As I drove home, I took note of all the poles I saw. Street light poles, telephone poles, hydro poles, traffic light poles, traffic sign poles, railway light poles, flag poles. A veritable forest of poles are part of the urban landscape which is ours.
I'll go back to bed now and count poles and try to get some winks.
I believe no recommendation ever comes before this Council that doesn't have the Mayor's Imprimatur.
I couldn't find anything on "The Clean Air Alliance" specifically for Toronto.
ReplyDeleteThere is a provincial organization and their website is here:
http://www.cleanairalliance.org/about
I was also very curious about this comment from Evelyn, since as she mentioned do we always know what the purpose of these various organizations are when Council is asked for funds.
ReplyDeleteIn fact I found the invoice at the Town of Aurora website with a bit of searching and it is from "The Clear Air Partnership" (www.cleanairpartnership.org) and not the "Clean Air Alliance" (www.cleanairalliance.org).
It is important to note the difference when you read both websites, as both are for clean air but the "Alliance" also promotes shutting down Coal generating plants with their top banner of "Knock out coal by 2010", but in their body of information they are also strongly anti-nuclear which the "Partnership" doesn't appear to be.
I live in Aurora, and I am not afraid to say that I work for an engineering company in Markham that does business in the nuclear industry along with general manufacturing in Ontario. But we also have been searching for business in both the wind and solar energy business. We go where the business is for engineering.
With that said it is interesting to see at a number of Ontario cities and regions support the Alliance (see their website at http://www.cleanairalliance.org/about_members) and would therefore support their anti-nuclear stance. Of course, Canada is a democracy and they have a right to do so.
But I am surprised that the Region of Durham supports the Alliance since I believe that the cities of Pickering, Whitby, Oshawa and Clarington are all supporters of nuclear and the stations located in their area.
Very curious! Perhaps the Region of Durham doesn't know what it is truly supporting.
I think the Alliance has mixed their message of "No Coal" with "Anit-Nuclear" without others truly knowing it. So it is important to know what the group is all about.
Just a thought...
It's infuriating that someone would complain about something like that. It's even more infuriating that the complaint would find a receptive audience at the Town Hall, and that a pandering response would be crafted.
ReplyDeleteBut the most infuriating aspect to me is that when the opportunity to really listen to the public was there, the mayor didn't. I'm referring to the repudiation of a by-election when Grace Marsh was driven to resign by the MorMac pair.
Ninety percent of those that responded to the invitation for input stated a preference for a by-election over an appointment. But the possibility of a 'wild card' taking a seat on council didn't suit their political purposes so the supported option was dismissed out-of-hand. (Actually, there were snarky comments about organized opposition and something about names just being collected on petitions - like that's a bad thing in a democratic society!?!)

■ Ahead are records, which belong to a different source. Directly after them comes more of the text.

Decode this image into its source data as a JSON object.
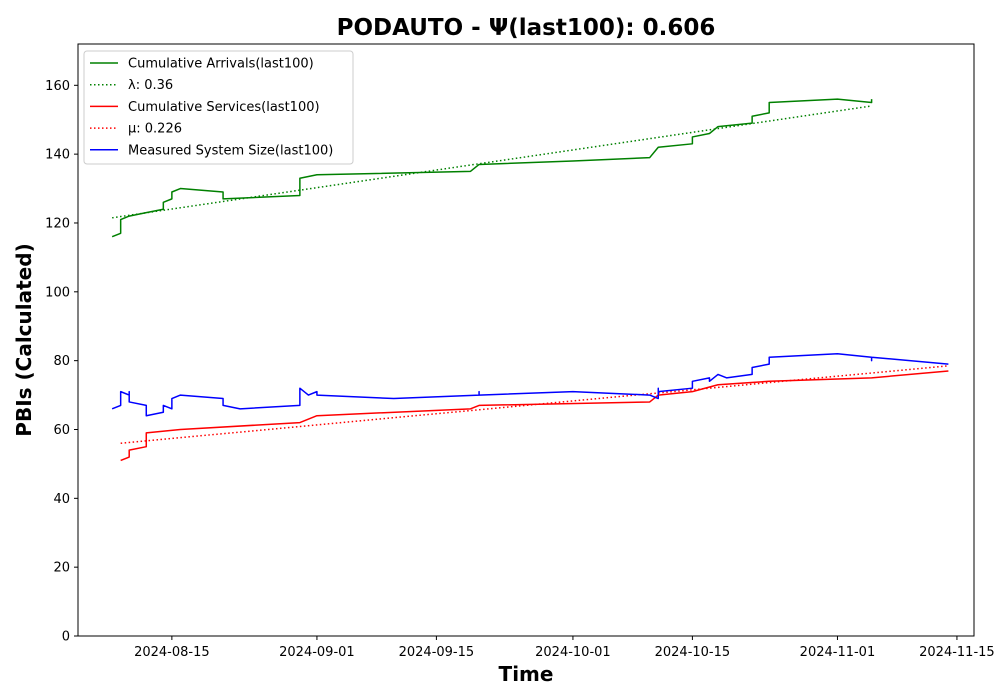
{
  "chart_data": {
    "type": "line",
    "title": "PODAUTO -  Ψ(last100): 0.606",
    "xlabel": "Time",
    "ylabel": "PBIs (Calculated)",
    "x_axis_type": "date",
    "xlim": [
      "2024-08-04",
      "2024-11-17"
    ],
    "ylim": [
      0,
      172
    ],
    "x_ticks": [
      "2024-08-15",
      "2024-09-01",
      "2024-09-15",
      "2024-10-01",
      "2024-10-15",
      "2024-11-01",
      "2024-11-15"
    ],
    "y_ticks": [
      0,
      20,
      40,
      60,
      80,
      100,
      120,
      140,
      160
    ],
    "grid": false,
    "legend_position": "top-left",
    "series": [
      {
        "name": "Cumulative Arrivals(last100)",
        "color": "#008000",
        "style": "solid",
        "points": [
          [
            "2024-08-08",
            116
          ],
          [
            "2024-08-09",
            117
          ],
          [
            "2024-08-09",
            121
          ],
          [
            "2024-08-10",
            122
          ],
          [
            "2024-08-12",
            123
          ],
          [
            "2024-08-14",
            124
          ],
          [
            "2024-08-14",
            126
          ],
          [
            "2024-08-15",
            127
          ],
          [
            "2024-08-15",
            129
          ],
          [
            "2024-08-16",
            130
          ],
          [
            "2024-08-21",
            129
          ],
          [
            "2024-08-21",
            127
          ],
          [
            "2024-08-30",
            128
          ],
          [
            "2024-08-30",
            133
          ],
          [
            "2024-09-01",
            134
          ],
          [
            "2024-09-19",
            135
          ],
          [
            "2024-09-20",
            137
          ],
          [
            "2024-10-01",
            138
          ],
          [
            "2024-10-10",
            139
          ],
          [
            "2024-10-11",
            142
          ],
          [
            "2024-10-15",
            143
          ],
          [
            "2024-10-15",
            145
          ],
          [
            "2024-10-17",
            146
          ],
          [
            "2024-10-18",
            148
          ],
          [
            "2024-10-22",
            149
          ],
          [
            "2024-10-22",
            151
          ],
          [
            "2024-10-24",
            152
          ],
          [
            "2024-10-24",
            155
          ],
          [
            "2024-11-01",
            156
          ],
          [
            "2024-11-05",
            155
          ],
          [
            "2024-11-05",
            156
          ]
        ]
      },
      {
        "name": "λ: 0.36",
        "color": "#008000",
        "style": "dotted",
        "points": [
          [
            "2024-08-08",
            121.5
          ],
          [
            "2024-11-05",
            154
          ]
        ]
      },
      {
        "name": "Cumulative Services(last100)",
        "color": "#ff0000",
        "style": "solid",
        "points": [
          [
            "2024-08-09",
            51
          ],
          [
            "2024-08-10",
            52
          ],
          [
            "2024-08-10",
            54
          ],
          [
            "2024-08-12",
            55
          ],
          [
            "2024-08-12",
            59
          ],
          [
            "2024-08-16",
            60
          ],
          [
            "2024-08-30",
            62
          ],
          [
            "2024-09-01",
            64
          ],
          [
            "2024-09-19",
            66
          ],
          [
            "2024-09-20",
            67
          ],
          [
            "2024-10-10",
            68
          ],
          [
            "2024-10-11",
            70
          ],
          [
            "2024-10-15",
            71
          ],
          [
            "2024-10-18",
            73
          ],
          [
            "2024-10-24",
            74
          ],
          [
            "2024-11-05",
            75
          ],
          [
            "2024-11-14",
            77
          ]
        ]
      },
      {
        "name": "μ: 0.226",
        "color": "#ff0000",
        "style": "dotted",
        "points": [
          [
            "2024-08-09",
            56
          ],
          [
            "2024-11-14",
            78.5
          ]
        ]
      },
      {
        "name": "Measured System Size(last100)",
        "color": "#0000ff",
        "style": "solid",
        "points": [
          [
            "2024-08-08",
            66
          ],
          [
            "2024-08-09",
            67
          ],
          [
            "2024-08-09",
            71
          ],
          [
            "2024-08-10",
            70
          ],
          [
            "2024-08-10",
            71
          ],
          [
            "2024-08-10",
            68
          ],
          [
            "2024-08-12",
            67
          ],
          [
            "2024-08-12",
            64
          ],
          [
            "2024-08-14",
            65
          ],
          [
            "2024-08-14",
            67
          ],
          [
            "2024-08-15",
            66
          ],
          [
            "2024-08-15",
            69
          ],
          [
            "2024-08-16",
            70
          ],
          [
            "2024-08-21",
            69
          ],
          [
            "2024-08-21",
            67
          ],
          [
            "2024-08-23",
            66
          ],
          [
            "2024-08-30",
            67
          ],
          [
            "2024-08-30",
            72
          ],
          [
            "2024-08-31",
            70
          ],
          [
            "2024-09-01",
            71
          ],
          [
            "2024-09-01",
            70
          ],
          [
            "2024-09-10",
            69
          ],
          [
            "2024-09-20",
            70
          ],
          [
            "2024-09-20",
            71
          ],
          [
            "2024-09-20",
            70
          ],
          [
            "2024-10-01",
            71
          ],
          [
            "2024-10-10",
            70
          ],
          [
            "2024-10-11",
            69
          ],
          [
            "2024-10-11",
            72
          ],
          [
            "2024-10-11",
            71
          ],
          [
            "2024-10-15",
            72
          ],
          [
            "2024-10-15",
            74
          ],
          [
            "2024-10-17",
            75
          ],
          [
            "2024-10-17",
            74
          ],
          [
            "2024-10-18",
            76
          ],
          [
            "2024-10-19",
            75
          ],
          [
            "2024-10-22",
            76
          ],
          [
            "2024-10-22",
            78
          ],
          [
            "2024-10-24",
            79
          ],
          [
            "2024-10-24",
            81
          ],
          [
            "2024-11-01",
            82
          ],
          [
            "2024-11-05",
            81
          ],
          [
            "2024-11-05",
            80
          ],
          [
            "2024-11-05",
            81
          ],
          [
            "2024-11-14",
            79
          ]
        ]
      }
    ]
  }
}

So the ridiculous complaint about the light standard is pandered to (at the cost of staff time and taxpayers' money) but a real expression of democracy falls on deaf ears.
It's all just politics - and politics can be so unseemly.
"Unseemly"
ReplyDeleteWhat a wimpish word to use in connection with the second oldest profession.
It should be obvious by now that the majority of Aurora Council members are total losers driven by their shrivelled egos into positions that they gain by lying.
It is doubtful that most of these creatures could garner an honest job for an honest day's pay.
Instead they squander hundreds of thousands of dollars on everything from decaying cabins, to deviated sidewalks to chicanery on our streets.
They should be dragged from the chamber and locked up in stocks for the amusement and pleasure of those citizens responsible for the disposal of spoiled produce from the subsidized farmers' market.
This would be more entertaining than yet another Canada Day parade.